Der Raumeindruck des Seitenschiffs ist in Mitleidenschaft gezogen durch die Emporen, die auch hier eingezogen sind. Man steht unter deren Unterseite. Den Raum als einstige Kirche kann man sich nicht mehr vorstellen.
Jetzt habe ich mich lange genug umgeguckt. Die Pension muss bald öffnen. Aber als ich ankomme, macht keiner auf. Ich rufe an, und der Hauswirt erklärt mir, er sei im Moment nicht im Hause, aber er werde das für mich regeln. Mein Zimmer sei oben, im 2. Stock. Der Schlüssel stecke in der Tür. Und mein Fahrrad könne ich in der Garage abstellen. Nur: Wie komme ich rein? Er bittet mich um einen Moment Geduld. Er wähle sich jetzt gleich ein. Ich warte kurz, und plötzlich geht die Tür auf. Wie von Geisterhand. Mangelnde Modernität kann man der Pension nicht nachsagen.

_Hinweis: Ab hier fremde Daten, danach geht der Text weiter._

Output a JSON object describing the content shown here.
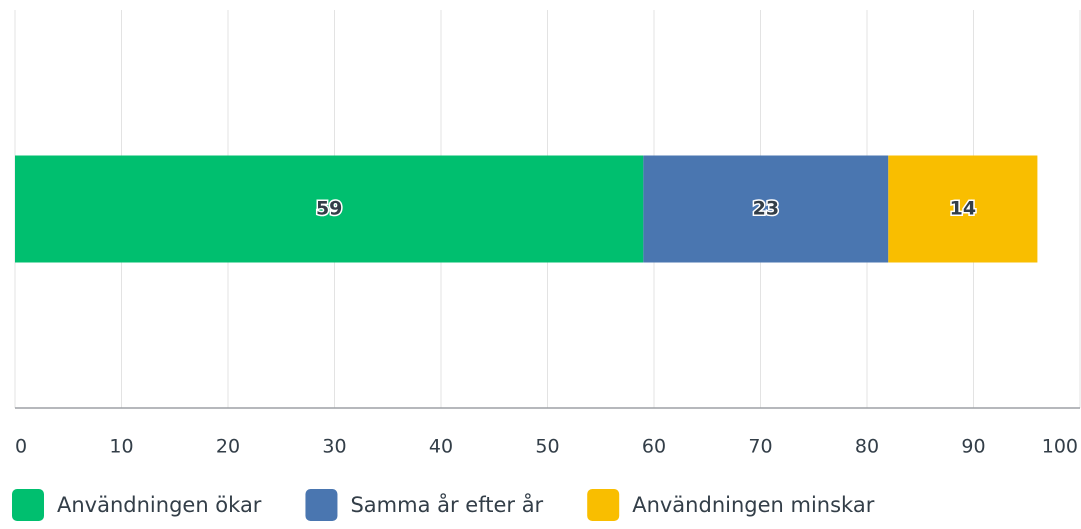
{
  "chart_data": {
    "type": "stacked_bar_horizontal",
    "categories": [
      null
    ],
    "series": [
      {
        "name": "Användningen ökar",
        "color": "#00bf6f",
        "values": [
          59
        ]
      },
      {
        "name": "Samma år efter år",
        "color": "#4a76b0",
        "values": [
          23
        ]
      },
      {
        "name": "Användningen minskar",
        "color": "#f9be00",
        "values": [
          14
        ]
      }
    ],
    "xlim": [
      0,
      100
    ],
    "xticks": [
      0,
      10,
      20,
      30,
      40,
      50,
      60,
      70,
      80,
      90,
      100
    ],
    "grid": true
  }
}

Der Himmel hat sich inzwischen zugezogen. Für morgen ist schlechtes Wetter angesagt.
26. August (Donnerstag)
Das kleine Zimmer in der modernen, ein ganz klein bisschen außerhalb des Zentrums gelegenen Pension, ist so funktional wie die Zimmer in billigen Hotelketten, aber viel geschmackvoller eingerichtet, vom aufgerauten Putz der Wände über die Holzbalken an der Dachschräge bis zur Spiegelumrandung.

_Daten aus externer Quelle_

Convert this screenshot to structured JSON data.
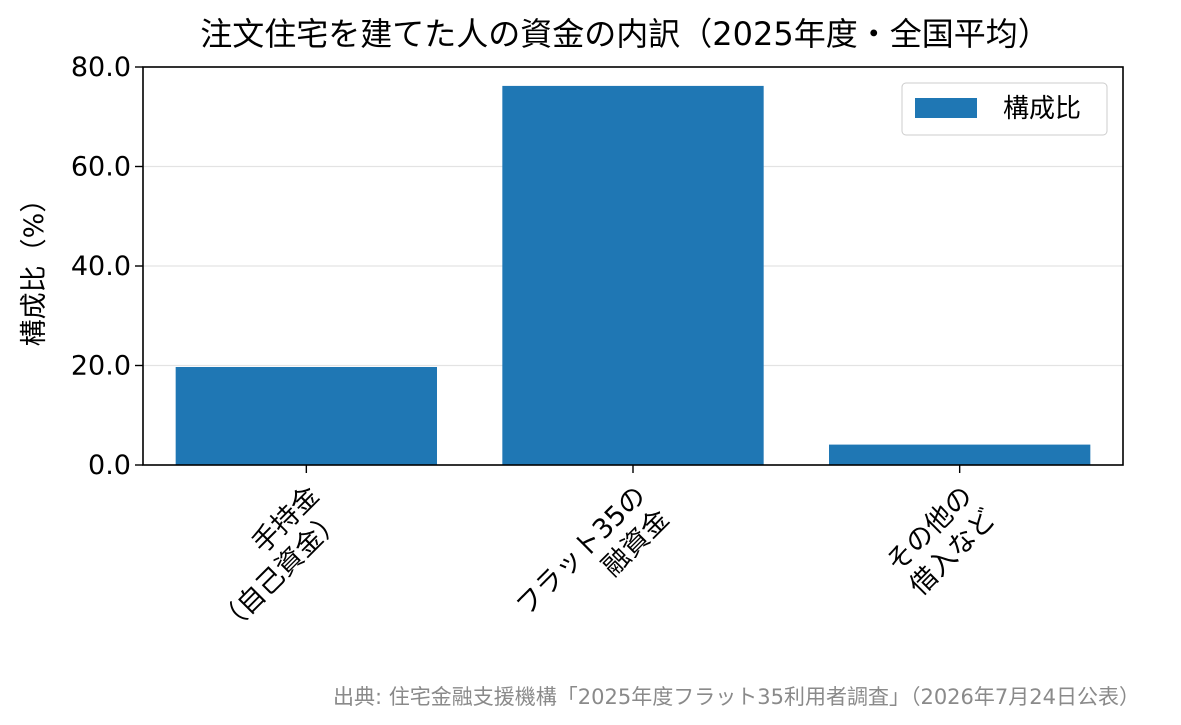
{
  "chart_data": {
    "type": "bar",
    "title": "注文住宅を建てた人の資金の内訳（2025年度・全国平均）",
    "ylabel": "構成比（%）",
    "xlabel": "",
    "categories": [
      [
        "手持金",
        "（自己資金）"
      ],
      [
        "フラット35の",
        "融資金"
      ],
      [
        "その他の",
        "借入など"
      ]
    ],
    "series": [
      {
        "name": "構成比",
        "values": [
          19.7,
          76.2,
          4.1
        ],
        "color": "#1f77b4"
      }
    ],
    "ylim": [
      0,
      80
    ],
    "yticks": [
      "0.0",
      "20.0",
      "40.0",
      "60.0",
      "80.0"
    ],
    "grid": "horizontal",
    "legend_position": "top-right"
  },
  "source": "出典: 住宅金融支援機構「2025年度フラット35利用者調査」（2026年7月24日公表）"
}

Die Lahn, habe ich gelesen, fließt durch drei Bundesländer und mündet nach 245 Kilometern in den Rhein. Sie ist damit der sechslängste Nebenfluss des Rheins. Welche sind größer? Mir fallen nur Main und Mosel ein. Aber auch die Neckar ist größer. Fehlen immer noch zwei. Und da sieht man, dass ich zu „deutsch“ gedacht habe. Die beiden anderen sind Aare und Maas!
Die Lahn har keine Quelle im engeren Sinne. Sie entspringt eigentlich nicht. Sie bildet im Untergrund eines kleinen Naturschutzgebietes Rinnsale, die zu einem Tümpel werden. Hört sich nicht so an, als müsse man da unbedingt hin. Deshalb fahre ich gleich von Bad Laasphe aus los.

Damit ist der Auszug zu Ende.